ADVERT for my Performer will be posted in the For Sale section should anyone be looking to join the world of fun that is recumbent triking.


----------



## mrandmrspoves (26 Mar 2018)

First spin yesterday. Just a spin round the block for set up adjustments. Moving the boom back to adjust to my short legs left the chain rubbing under the cruciform so a few adjustments made. 
I went for a proof of concept ride today and all much smoother and quiet until the new chain tube I fitted slipped. Will need to fabricate a stronger bracket to secure the tube and then hopefully a longer ride will ensue.


----------



## neil earley (27 Mar 2018)

some pics would be nice,glad you shakedown rides are going well


----------



## mrandmrspoves (27 Mar 2018)

neil earley said:


> some pics would be nice,glad you shakedown rides are going well


Pics will follow as soon as I get somewhere more photogenic than my immediate neighbourhood!


----------



## mrandmrspoves (30 Mar 2018)

Finally managed to get the Redmount out for a few miles. 
11 miles is the furthest I have ridden in about 5 months. 
I went slowly as my asthma is still problematic and went even more slowly uphill but all was good. A few more minor adjustments made to the Redmount to get it right for me, but no major mechanical issues and it rides really well.


----------



## PaulM (30 Mar 2018)

You got a real bargain there. Nice flag too.


----------



## mrandmrspoves (7 Apr 2018)

Here's another one at what looks like a bargain price. £500 in Salford on Gumtree.
I don't like the colour but some people will.


----------



## mrandmrspoves (14 Apr 2018)

What a lovely day for a ride . Just under 32 miles a big jump from 10. Shoulders completely pain free - but my legs hurt like Hell after 15. We went to Old Buckenham Airfield where you can watch the aeroplanes landing and taking off while eating a good meal (great cake too)


----------



## KiffKroker (13 May 2018)

mrandmrspoves said:


> Here's another one at what looks like a bargain price. £500 in Salford on Gumtree.
> I don't like the colour but some people will.
> View attachment 403399


I bought this and am using it for my daily 18 mile round trip commute. I'm a recumbent newbie and am loving this trike.


----------



## mrandmrspoves (13 May 2018)

KiffKroker said:


> I bought this and am using it for my daily 18 mile round trip commute. I'm a recumbent newbie and am loving this trike.


If it's in good condition you got an absolute bargain.

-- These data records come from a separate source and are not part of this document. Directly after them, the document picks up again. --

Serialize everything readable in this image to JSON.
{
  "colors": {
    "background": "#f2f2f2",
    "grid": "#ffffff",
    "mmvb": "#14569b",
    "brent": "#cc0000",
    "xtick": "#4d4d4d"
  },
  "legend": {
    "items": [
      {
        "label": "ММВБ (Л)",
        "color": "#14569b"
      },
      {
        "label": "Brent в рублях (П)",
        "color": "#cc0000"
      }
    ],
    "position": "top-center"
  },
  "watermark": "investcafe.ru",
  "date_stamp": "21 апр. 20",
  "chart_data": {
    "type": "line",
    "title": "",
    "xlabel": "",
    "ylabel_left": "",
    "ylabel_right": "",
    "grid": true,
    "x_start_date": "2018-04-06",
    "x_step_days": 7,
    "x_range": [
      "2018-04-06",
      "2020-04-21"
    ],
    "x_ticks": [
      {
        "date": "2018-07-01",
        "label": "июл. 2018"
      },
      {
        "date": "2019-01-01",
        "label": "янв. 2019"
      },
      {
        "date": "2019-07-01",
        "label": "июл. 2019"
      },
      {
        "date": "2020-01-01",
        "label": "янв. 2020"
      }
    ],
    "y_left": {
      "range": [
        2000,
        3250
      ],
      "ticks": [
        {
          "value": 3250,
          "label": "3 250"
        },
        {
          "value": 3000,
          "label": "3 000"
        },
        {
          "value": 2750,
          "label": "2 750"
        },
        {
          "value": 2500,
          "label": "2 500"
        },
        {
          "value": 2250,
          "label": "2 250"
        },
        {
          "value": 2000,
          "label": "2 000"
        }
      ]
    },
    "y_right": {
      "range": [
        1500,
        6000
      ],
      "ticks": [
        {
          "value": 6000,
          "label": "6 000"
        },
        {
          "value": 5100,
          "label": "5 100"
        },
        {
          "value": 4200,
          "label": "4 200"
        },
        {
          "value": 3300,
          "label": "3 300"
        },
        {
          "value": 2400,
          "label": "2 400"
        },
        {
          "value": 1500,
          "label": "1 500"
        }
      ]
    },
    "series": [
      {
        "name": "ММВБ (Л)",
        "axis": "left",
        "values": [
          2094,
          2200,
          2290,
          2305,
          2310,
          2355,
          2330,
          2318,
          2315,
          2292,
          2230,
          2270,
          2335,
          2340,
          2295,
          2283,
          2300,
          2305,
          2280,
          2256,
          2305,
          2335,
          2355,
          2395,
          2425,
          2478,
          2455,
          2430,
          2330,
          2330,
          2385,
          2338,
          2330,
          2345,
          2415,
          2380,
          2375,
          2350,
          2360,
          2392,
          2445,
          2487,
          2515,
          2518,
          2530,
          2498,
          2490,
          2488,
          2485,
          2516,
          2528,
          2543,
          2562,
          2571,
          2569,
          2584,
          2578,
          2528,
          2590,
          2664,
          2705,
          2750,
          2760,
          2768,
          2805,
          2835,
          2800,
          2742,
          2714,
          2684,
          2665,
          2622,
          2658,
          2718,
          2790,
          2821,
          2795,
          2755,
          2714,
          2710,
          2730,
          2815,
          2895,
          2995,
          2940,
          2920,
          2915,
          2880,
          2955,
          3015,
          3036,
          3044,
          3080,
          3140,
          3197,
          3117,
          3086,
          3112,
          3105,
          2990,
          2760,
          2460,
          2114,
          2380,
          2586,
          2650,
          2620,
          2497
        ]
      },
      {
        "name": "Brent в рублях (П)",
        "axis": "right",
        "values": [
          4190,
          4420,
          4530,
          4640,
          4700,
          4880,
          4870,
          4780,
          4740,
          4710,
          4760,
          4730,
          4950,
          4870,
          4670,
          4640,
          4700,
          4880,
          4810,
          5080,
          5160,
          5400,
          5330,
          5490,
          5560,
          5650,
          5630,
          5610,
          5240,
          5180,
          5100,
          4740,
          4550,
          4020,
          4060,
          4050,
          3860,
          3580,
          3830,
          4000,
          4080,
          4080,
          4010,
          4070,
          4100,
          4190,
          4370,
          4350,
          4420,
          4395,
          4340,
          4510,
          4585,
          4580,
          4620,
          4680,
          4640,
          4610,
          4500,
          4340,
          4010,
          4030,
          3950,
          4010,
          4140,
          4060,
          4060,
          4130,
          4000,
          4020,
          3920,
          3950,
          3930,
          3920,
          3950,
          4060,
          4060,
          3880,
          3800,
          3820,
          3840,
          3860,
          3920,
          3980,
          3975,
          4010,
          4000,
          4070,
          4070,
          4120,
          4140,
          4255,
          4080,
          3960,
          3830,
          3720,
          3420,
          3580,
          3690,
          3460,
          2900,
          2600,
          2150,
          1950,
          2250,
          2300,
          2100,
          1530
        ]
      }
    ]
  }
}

Glad you're enjoying it - a brilliant first recumbent.


----------



## Wobbly John (1 Sep 2018)

Just realised that you are the other person who bought a Redmount earlier this year, that I mentioned when I met you today. <facepalm>

Good to ride with you today. Sorry to shoot off at Sandringham but I wanted to catch the 16.44 train (got there with 10 mins to spare).


----------



## mrandmrspoves (1 Sep 2018)

Wobbly John said:


> Just realised that you are the other person who bought a Redmount earlier this year, that I mentioned when I met you today. <facepalm>
> 
> Good to ride with you today. Sorry to shoot off at Sandringham but I wanted to catch the 16.44 train (got there with 10 mins to spare).


Good to ride with you too John. Glad you got your train. I stopped for a coffee at Sandringham (most of which I promptly spilled down my front!) Then on my way back to KL I met another cyclist and I was admiring his mint 1980's Carlton (pre Raleigh) he told me he had a really nice Vintage Falcon as well at which stage I recognised him and told him that I knew he had a Falcon......because I sold it to him!


----------